Il ricorso va invece dichiarato infondato con riferimento alla censura di insufficiente e contraddittoria motivazione della sentenza nella parte in cui essa ha dichiarato legittimo e corretto il procedimento utilizzato dall’Ufficio per determinare il prezzo di vendita dei prodotti e quindi l’ammontare dei ricavi non contabilizzati dalla contribuente. Sul punto giova premettere che il relativo accertamento operato dal giudice di merito ha natura di apprezzamento di fatto e, come tale, è censurabile in sede di giudizio di legittimità solo sotto il profilo della completezza e congruità della motivazione, ma non già con riferimento al giudizio di completezza e persuasività degli elementi raccolti ai fini della formazione dei convincimento del giudice, atteso che, per principio di diritto vivente, l’art. 360 cod. proc. civ., n. 5, non conferisce alla Corte di legittimità il potere di riesaminare e valutare il merito della causa, ma solo quello di controllare, sotto il profilo logico-formale e della correttezza giuridica, l’esame e la valutazione fatta dal giudice del merito, al quale soltanto spetta individuare le fonti del proprio convincimento e, all’uopo, valutare le risultanze processuali, controllarne l’attendibilità e la concludenza e scegliere, tra le stesse. quelle ritenute più idonee per la decisione (Cass. n. 4770 del 2006).

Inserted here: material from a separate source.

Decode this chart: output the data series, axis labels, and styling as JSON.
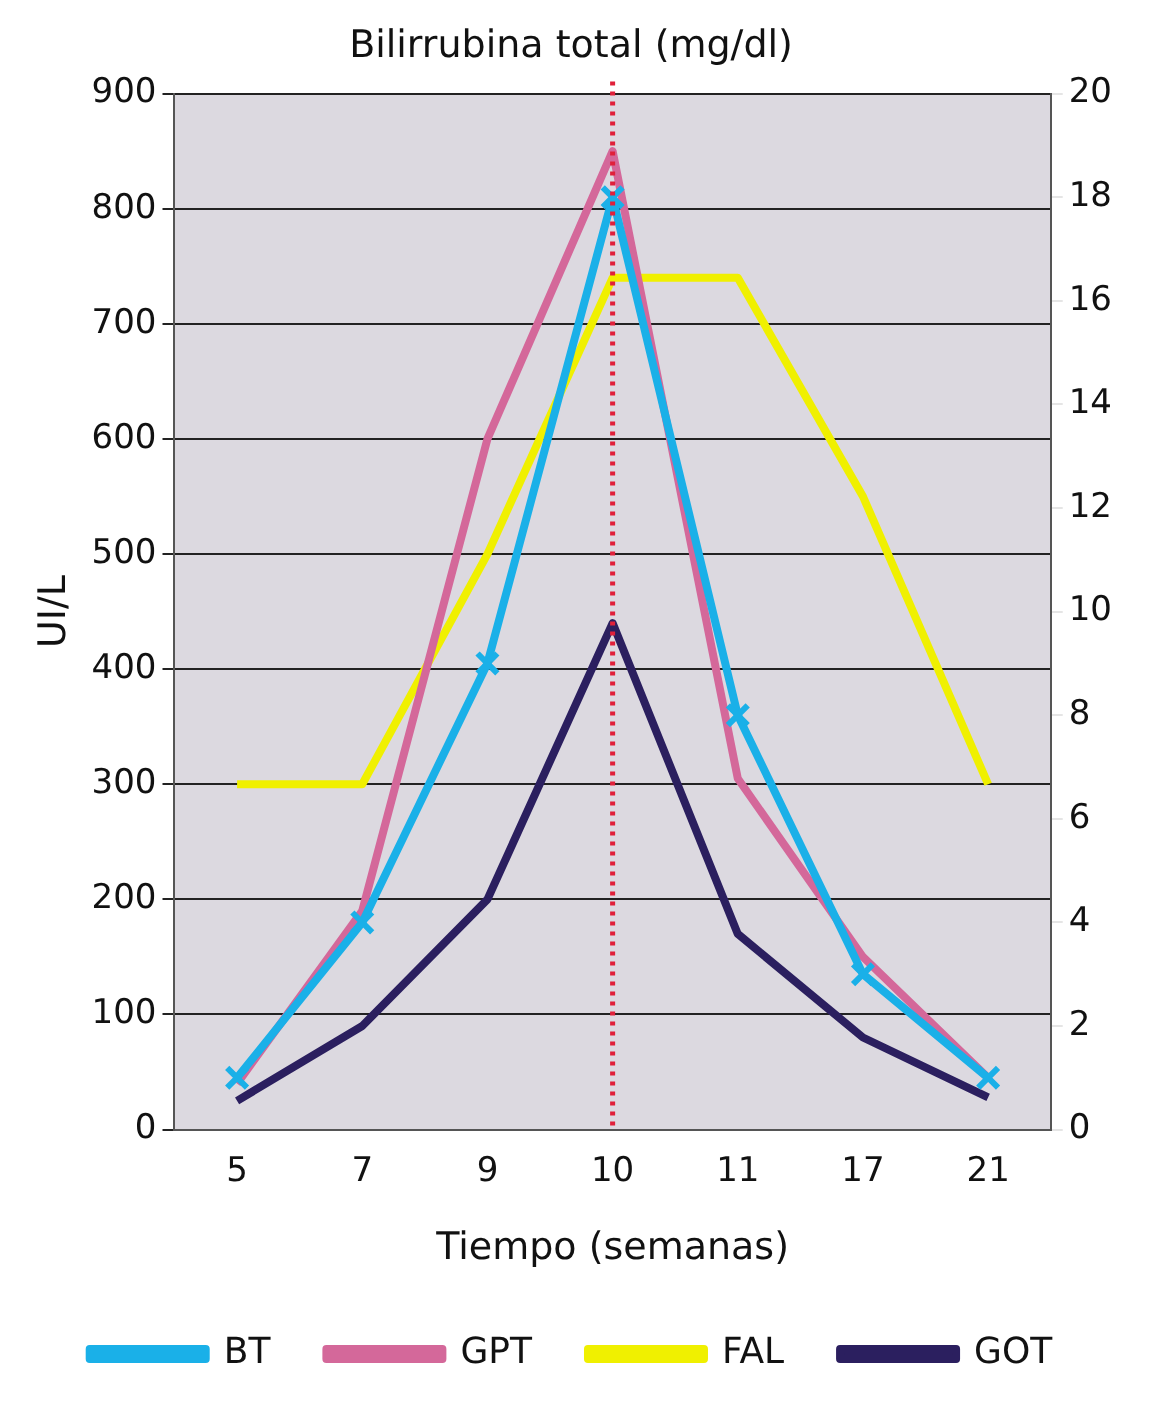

Tanto precisato, si ritiene che la Commissione tributaria regionale abbia dato pieno conto in sentenza del percorso logico giuridico su cui ha fondato la propria conclusione, laddove in particolare ha affermato che l’avviso di accertamento impugnato era fondato sull’esame di oltre quattromila articoli di vendita e sul confronto dei relativi prezzi in tutto Parco dell’anno e che si è tenuto conto del venduto risultante dalla documentazione fiscale confrontandolo con i dati analiticamente rilevati da fatture e bolle di accompagnamento, che la fluttuazione dei prezzi nell’arco dell’anno è stata considerata con medie “influenzate da campagne promozionali, peraltro non provate”, precisando ulteriormente che l’Ufficio ha applicato “il metodo ortodosso della media aritmetica ponderata valutando l’ammontare dell’omesso ricavo procedendo, pur induttivamente, anche dal suggerimento offerto dalle bolle di acquisto della surriferita merce in cui, per ogni articolo, la società di approvvigionamento facente parte dell’unico gruppo indicava il ricavo complessivo che l’azienda destinataria avrebbe dovuto conseguire”. Trattasi di motivazione logica ed adeguata, che da conto delle ragioni per cui il giudicante ha ritenuto corretto il procedimento seguito dall’Ufficio nella determinazione dei ricavi oggetto di contestazione e che smentisce, altresì, la principale critica della ricorrente secondo cui la Commissione regionale non avrebbe considerato che l’avviso di accertamento era fondato solo sui prezzi orientativi indicati sulle bolle di accompagnamento della merce, in luogo di quelli effettivi praticati, avendo il giudicante affermato al riguardo che l’Ufficio finanziario aveva tenuto conto anche della documentazione contabile e fiscale dell’azienda.

Il ricorso va pertanto respinto.

Nulla si dispone sulle spese di giudizio, non avendo l’Agenzia delle Entrate svolto attività difensiva.

P.Q.M.

Rigetta il ricorso.

Così deciso in Roma, il 3 giugno 2010.